À rebours, avant de terminer, le point qui me paraissait cliniquement intéressant à propos du pluriel, c’est la question clinique que Marc avait évoquée concernant Joyce, qui chez Joyce prend cette forme, chez Hölderlin telle autre. Et je vous la rappelle puisque Marc avait dit quelque chose du genre "quelque chose reste enraciné dans le père, tout en le rognant". C’était la phrase générique que tu avais utilisée, donc le verbe qui est bien rogner, qui est une forme du refus générique, il ne dit pas exactement la totalité de son aspect, tisser et retisser sur les métiers de l’église etc. Et donc à propos du retournement et du natal à cause de ce reniement, il se trouve à tisser son oeuvre avec ce qui lui vient de ses racines. Matière de ses pensées et de son écriture", tu disais. Et c’est ça qui est merveilleux. Chez Joyce, forme de génie, issue de ce que tu disais, chez Hölderlin évidemment autre écriture du même enracinement dans la question, qui est proche. Probablement chez un Beckett, à sa façon, même s’il est moins fou, autre façon de traiter les objets qui est là très particulier, etc.
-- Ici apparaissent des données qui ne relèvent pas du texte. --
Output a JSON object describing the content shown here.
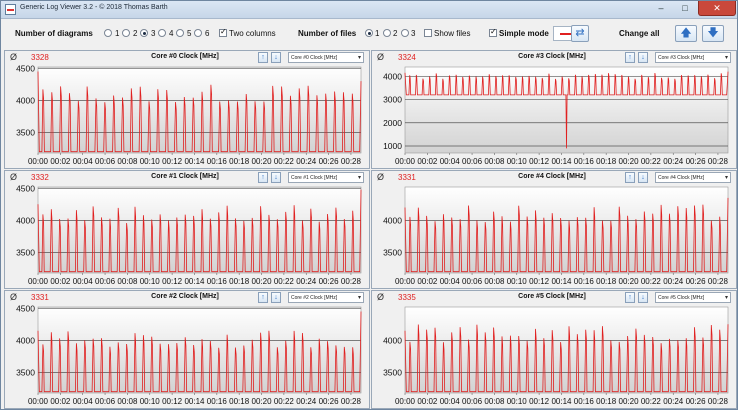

Il semble que sur cette trace générique, que tu nous as donnée, il y a là effectivement un pluriel des négations, un pluriel des façons de traiter les formes du refus qui se propose de manière assez
intéressante. C’est là-dessus que je voulais attirer votre attention et qui à mon avis est autorisé, "en doctrine" entre guillemets, sans être trop pompeux, si nous accordons un nouage obligatoire ; c’est-à-dire si nous accordons à la question du manque, à la question du symbole et à la question du nom, une rotation commune par obligation de mise en place, mais que par contre cette ternarité oblige à penser une forme de pluralité dans le génie, quand c’est possible, des auteurs dont on parle. Parce que la question elle-même est commune, la dernière fois, j’ai parlé de Kafka au Collège. Kafka n’est pas fou mais il se débattra toute sa vie avec la question du père au prix d’une hypocondrie, au prix de questions cruciales sans fabriquer une folie mais il s’en débat néanmoins toute une vie durant. C’est comme ça que je l’ai entendu, pour Joyce comme très heuristique si on acceptait d’entendre la question sans la refermer tout de suite. Ni à Joyce ni… mais de dire, tout patient, dès lors qu’il en a le talent, aura affaire avec cet enracinement tout en le récusant, tout en le reniant ; et que les formes du refus qu’il va inventer font quand même, semble-t-il, pour lui sinthome précisément et non pas simplement symptôme, il n’est pas déficitaire. Il n’y a pas déficit ; c’est-à-dire, on ne vise pas à réduire évidemment la part sinthomatique qu’il accorde à ce travail.
B.D. : Mais pour qu’il y ait reniement, il faut enracinement. Et donc on peut se demander l’évolution de cette histoire.
J.-J. T. : Ben, il est devenu très malade Hölderlin.
M.D. : Qu’en est-il quand de cet enracinement se délite.
J.-J. T. : Ah oui, oui, tu veux dire même pour nous. Oui, de ramener ça à la question du nœud collectif
M.D. : Parce que Joyce il y tenait aux enseignements de l’Église. C’était sa matière.